To create an effective cloud data migration strategy, companies often struggle to find answers to key areas like:

Gaps or anomalies in the source data
Full or partial data migration
Data owners and stakeholders
Data lineage and dependencies
Data consolidation process
Automated regression testing for accuracy

With so many daunting concerns, it’s no wonder why many businesses delay their migration. And as a result, they miss out on the benefits of cloud data warehousing.

In this article, we will show you how—with a tool like Datafold—you can avoid a lot of the stress and complexities of data migration to Snowflake. While our focus in this article will be on Snowflake, a nearly identical approach can be used for migrating to Redshift, BigQuery, Databricks, or any other cloud data warehouse.

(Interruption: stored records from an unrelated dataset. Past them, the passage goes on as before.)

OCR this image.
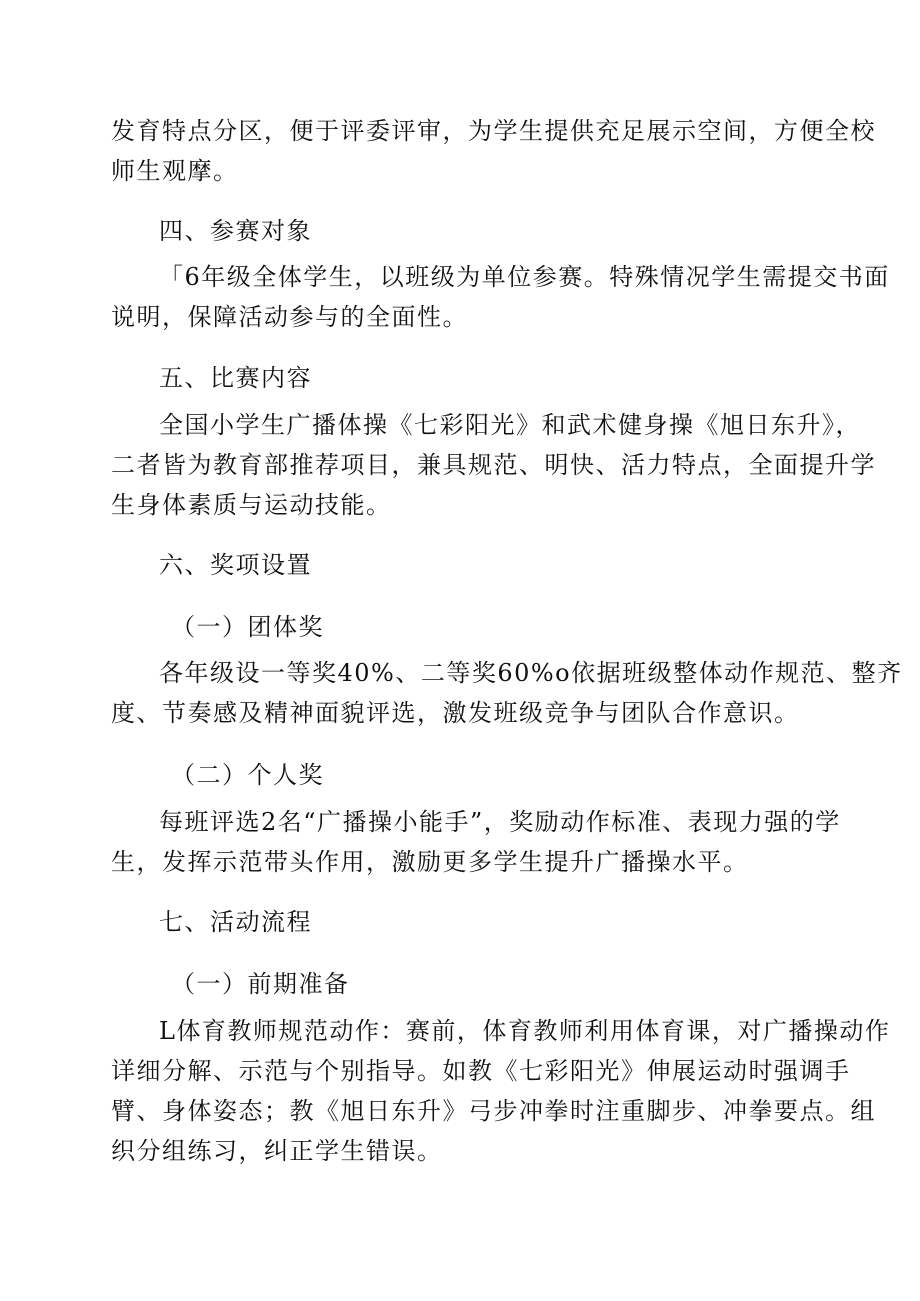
发育特点分区，便于评委评审，为学生提供充足展示空间，方便全校
师生观摩。
四、参赛对象
「6年级全体学生，以班级为单位参赛。特殊情况学生需提交书面
说明，保障活动参与的全面性。
五、比赛内容
全国小学生广播体操《七彩阳光》和武术健身操《旭日东升》，
二者皆为教育部推荐项目，兼具规范、明快、活力特点，全面提升学
生身体素质与运动技能。
六、奖项设置
（一）团体奖
各年级设一等奖40%、二等奖60%o依据班级整体动作规范、整齐
度、节奏感及精神面貌评选，激发班级竞争与团队合作意识。
（二）个人奖
每班评选2名“广播操小能手”，奖励动作标准、表现力强的学
生，发挥示范带头作用，激励更多学生提升广播操水平。
七、活动流程
（一）前期准备
L体育教师规范动作：赛前，体育教师利用体育课，对广播操动作
详细分解、示范与个别指导。如教《七彩阳光》伸展运动时强调手
臂、身体姿态；教《旭日东升》弓步冲拳时注重脚步、冲拳要点。组
织分组练习，纠正学生错误。
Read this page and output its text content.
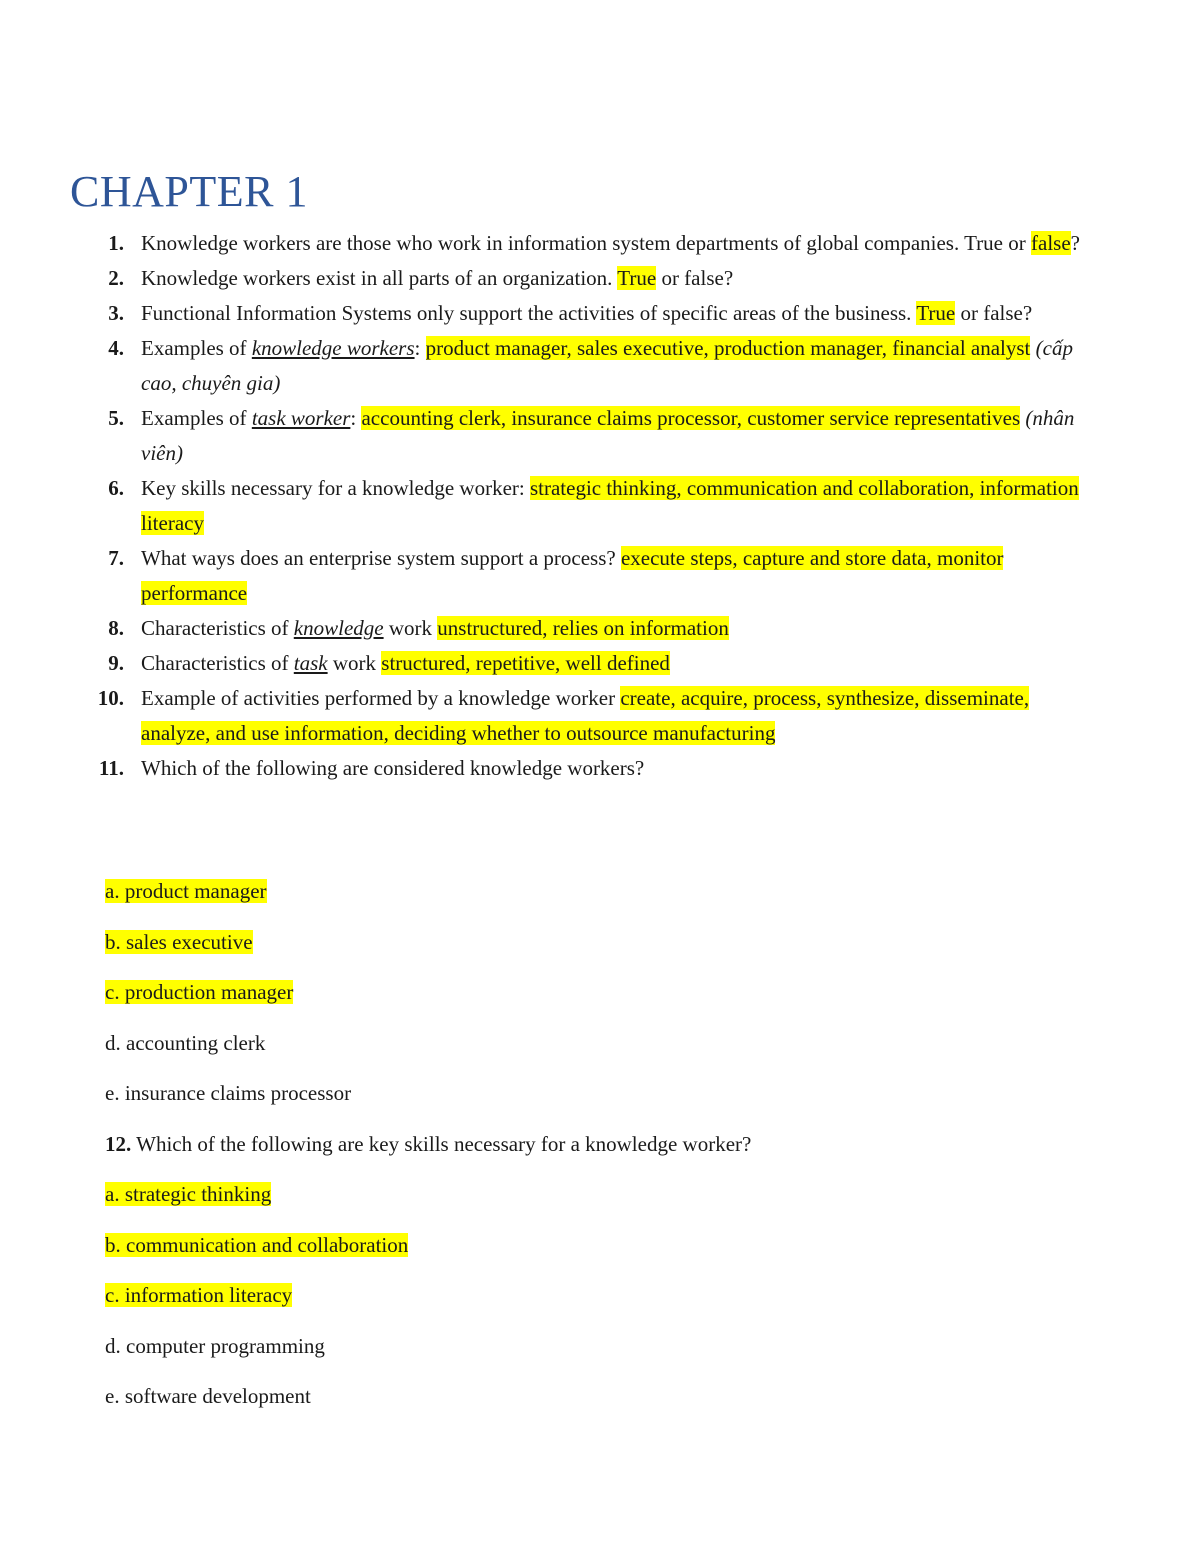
CHAPTER 1
1. Knowledge workers are those who work in information system departments of global companies. True or false?
2. Knowledge workers exist in all parts of an organization. True or false?
3. Functional Information Systems only support the activities of specific areas of the business. True or false?
4. Examples of knowledge workers: product manager, sales executive, production manager, financial analyst (cấp cao, chuyên gia)
5. Examples of task worker: accounting clerk, insurance claims processor, customer service representatives (nhân viên)
6. Key skills necessary for a knowledge worker: strategic thinking, communication and collaboration, information literacy
7. What ways does an enterprise system support a process? execute steps, capture and store data, monitor performance
8. Characteristics of knowledge work unstructured, relies on information
9. Characteristics of task work structured, repetitive, well defined
10. Example of activities performed by a knowledge worker create, acquire, process, synthesize, disseminate, analyze, and use information, deciding whether to outsource manufacturing
11. Which of the following are considered knowledge workers?
a. product manager
b. sales executive
c. production manager
d. accounting clerk
e. insurance claims processor
12. Which of the following are key skills necessary for a knowledge worker?
a. strategic thinking
b. communication and collaboration
c. information literacy
d. computer programming
e. software development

Snowflake and Datafold Together

Snowflake is a Software-as-a-Service (SaaS) data warehouse hosted entirely on cloud infrastructure. It has one of the biggest software IPOs in history, and is available on all three major cloud platforms, offering unlimited scalability in both storage and computing. Another reason for its popularity is its simple maintenance. Unlike most legacy data solutions, Snowflake takes care of the following:

management
upgrades
tuning
backups
high availability
indexing

It keeps its storage and computing layers separate, allowing significant cost-saving when not using computing power. Other attractive features include time travel, end-to-end encryption, and integration with popular identity providers.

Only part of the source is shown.